How'd they figure that out, you ask? Well, being the resourceful (and brazen) folks that they are, they simply walked up to the mule as it was stuck in traffic and held a magnet to the camouflaged bed side to see if it would stick. They even sent along a video of themselves doing it, satisfying "thump" of metal and all.
Confirmed, right? Well, for the time being, at least. Given the extent of the camouflage on this engineering example, it's difficult to say how far along the truck is or how likely it is to remain in this exact configuration for the duration of its development. That said, vehicles sporting this robust of a disguise are usually fairly close to their production bodies. Otherwise, there wouldn't be much to hide (and they likely wouldn't be on public roads in the first place).
The rumors of aluminum and other weight-saving strategies are still swirling around the new Silverado, so we expect that when all is said and done, we'll find out that it is being used elsewhere in the truck's body and/or chassis.

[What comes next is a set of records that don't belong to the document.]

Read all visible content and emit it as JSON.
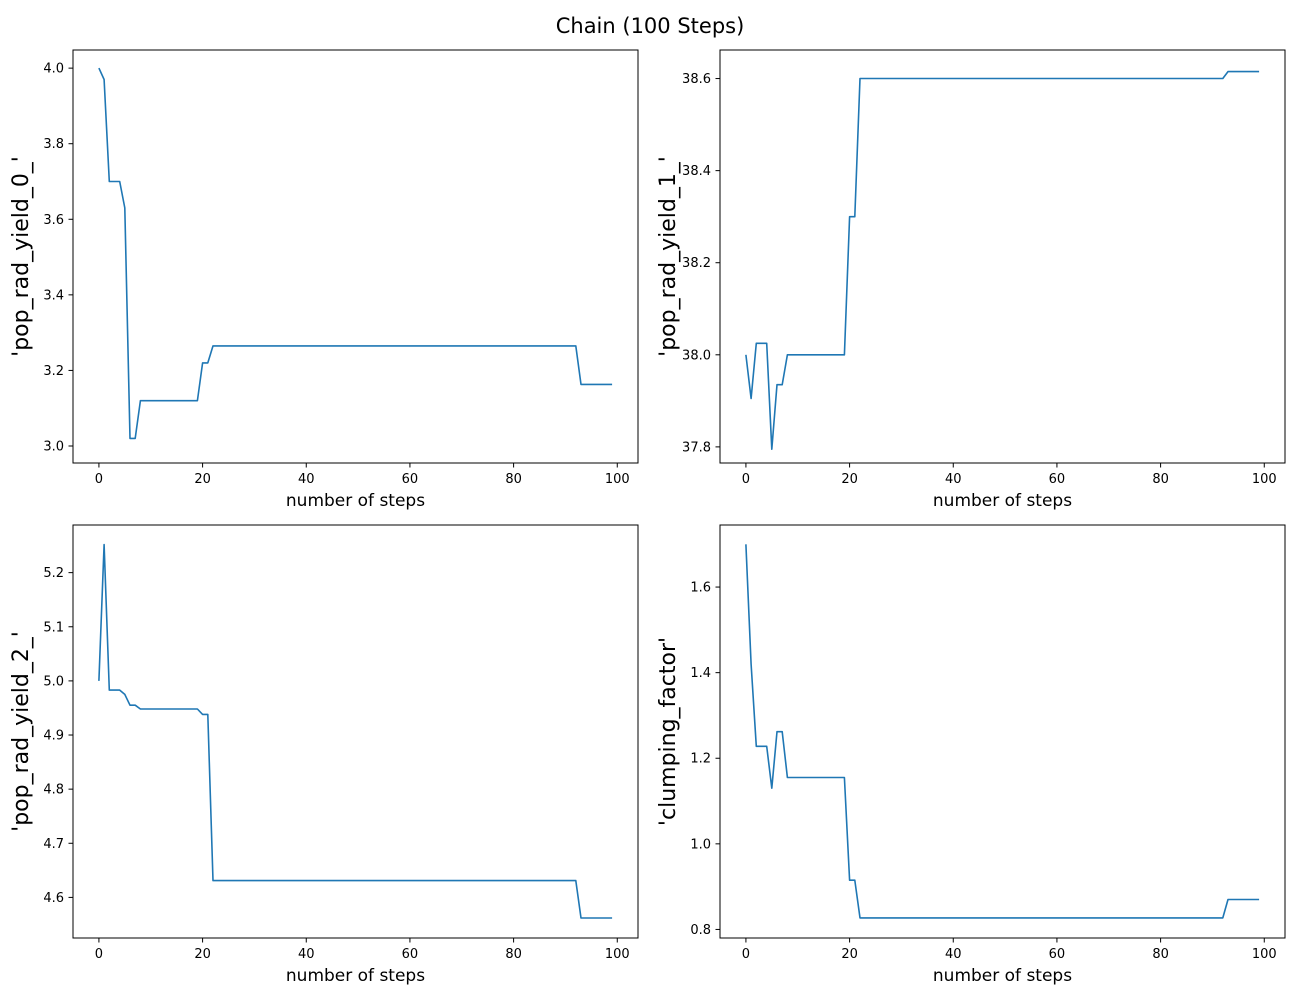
{
  "figure": {
    "suptitle": "Chain (100 Steps)",
    "line_color": "#1f77b4"
  },
  "chart_data": [
    {
      "type": "line",
      "xlabel": "number of steps",
      "ylabel": "'pop_rad_yield_0_'",
      "xlim": [
        -5,
        104
      ],
      "ylim": [
        2.955,
        4.048
      ],
      "xticks": [
        0,
        20,
        40,
        60,
        80,
        100
      ],
      "yticks": [
        3.0,
        3.2,
        3.4,
        3.6,
        3.8,
        4.0
      ],
      "ytick_labels": [
        "3.0",
        "3.2",
        "3.4",
        "3.6",
        "3.8",
        "4.0"
      ],
      "grid": false,
      "series": [
        {
          "points": [
            [
              0,
              4.0
            ],
            [
              1,
              3.97
            ],
            [
              2,
              3.7
            ],
            [
              4,
              3.7
            ],
            [
              5,
              3.63
            ],
            [
              6,
              3.02
            ],
            [
              7,
              3.02
            ],
            [
              8,
              3.12
            ],
            [
              19,
              3.12
            ],
            [
              20,
              3.22
            ],
            [
              21,
              3.22
            ],
            [
              22,
              3.265
            ],
            [
              92,
              3.265
            ],
            [
              93,
              3.163
            ],
            [
              99,
              3.163
            ]
          ]
        }
      ]
    },
    {
      "type": "line",
      "xlabel": "number of steps",
      "ylabel": "'pop_rad_yield_1_'",
      "xlim": [
        -5,
        104
      ],
      "ylim": [
        37.765,
        38.662
      ],
      "xticks": [
        0,
        20,
        40,
        60,
        80,
        100
      ],
      "yticks": [
        37.8,
        38.0,
        38.2,
        38.4,
        38.6
      ],
      "ytick_labels": [
        "37.8",
        "38.0",
        "38.2",
        "38.4",
        "38.6"
      ],
      "grid": false,
      "series": [
        {
          "points": [
            [
              0,
              38.0
            ],
            [
              1,
              37.905
            ],
            [
              2,
              38.025
            ],
            [
              4,
              38.025
            ],
            [
              5,
              37.795
            ],
            [
              6,
              37.935
            ],
            [
              7,
              37.935
            ],
            [
              8,
              38.0
            ],
            [
              19,
              38.0
            ],
            [
              20,
              38.3
            ],
            [
              21,
              38.3
            ],
            [
              22,
              38.6
            ],
            [
              92,
              38.6
            ],
            [
              93,
              38.615
            ],
            [
              99,
              38.615
            ]
          ]
        }
      ]
    },
    {
      "type": "line",
      "xlabel": "number of steps",
      "ylabel": "'pop_rad_yield_2_'",
      "xlim": [
        -5,
        104
      ],
      "ylim": [
        4.525,
        5.288
      ],
      "xticks": [
        0,
        20,
        40,
        60,
        80,
        100
      ],
      "yticks": [
        4.6,
        4.7,
        4.8,
        4.9,
        5.0,
        5.1,
        5.2
      ],
      "ytick_labels": [
        "4.6",
        "4.7",
        "4.8",
        "4.9",
        "5.0",
        "5.1",
        "5.2"
      ],
      "grid": false,
      "series": [
        {
          "points": [
            [
              0,
              5.0
            ],
            [
              1,
              5.252
            ],
            [
              2,
              4.983
            ],
            [
              4,
              4.983
            ],
            [
              5,
              4.975
            ],
            [
              6,
              4.955
            ],
            [
              7,
              4.955
            ],
            [
              8,
              4.948
            ],
            [
              19,
              4.948
            ],
            [
              20,
              4.938
            ],
            [
              21,
              4.938
            ],
            [
              22,
              4.631
            ],
            [
              92,
              4.631
            ],
            [
              93,
              4.562
            ],
            [
              99,
              4.562
            ]
          ]
        }
      ]
    },
    {
      "type": "line",
      "xlabel": "number of steps",
      "ylabel": "'clumping_factor'",
      "xlim": [
        -5,
        104
      ],
      "ylim": [
        0.78,
        1.745
      ],
      "xticks": [
        0,
        20,
        40,
        60,
        80,
        100
      ],
      "yticks": [
        0.8,
        1.0,
        1.2,
        1.4,
        1.6
      ],
      "ytick_labels": [
        "0.8",
        "1.0",
        "1.2",
        "1.4",
        "1.6"
      ],
      "grid": false,
      "series": [
        {
          "points": [
            [
              0,
              1.7
            ],
            [
              1,
              1.42
            ],
            [
              2,
              1.228
            ],
            [
              4,
              1.228
            ],
            [
              5,
              1.13
            ],
            [
              6,
              1.262
            ],
            [
              7,
              1.262
            ],
            [
              8,
              1.155
            ],
            [
              19,
              1.155
            ],
            [
              20,
              0.915
            ],
            [
              21,
              0.915
            ],
            [
              22,
              0.827
            ],
            [
              92,
              0.827
            ],
            [
              93,
              0.87
            ],
            [
              99,
              0.87
            ]
          ]
        }
      ]
    }
  ]
}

Pieces such as hoods and doors have long been targets for automakers seeking low-hanging fruit in the weight reduction department, and given that those parts should receive less wear and tear than the bed, they may be prime targets for Chevrolet's engineers.
The mule pictured was also equipped with some form of auto stop/start (also confirmed by the video provided of the magnet test), likely marking the return of the mild hybridization systems with which GM has been experimenting off and on (forgive us) in recent years. We should know more about the Silverado's engineering and powertrain enhancements soon enough, as the new pickup is expected to hit dealer lots next year.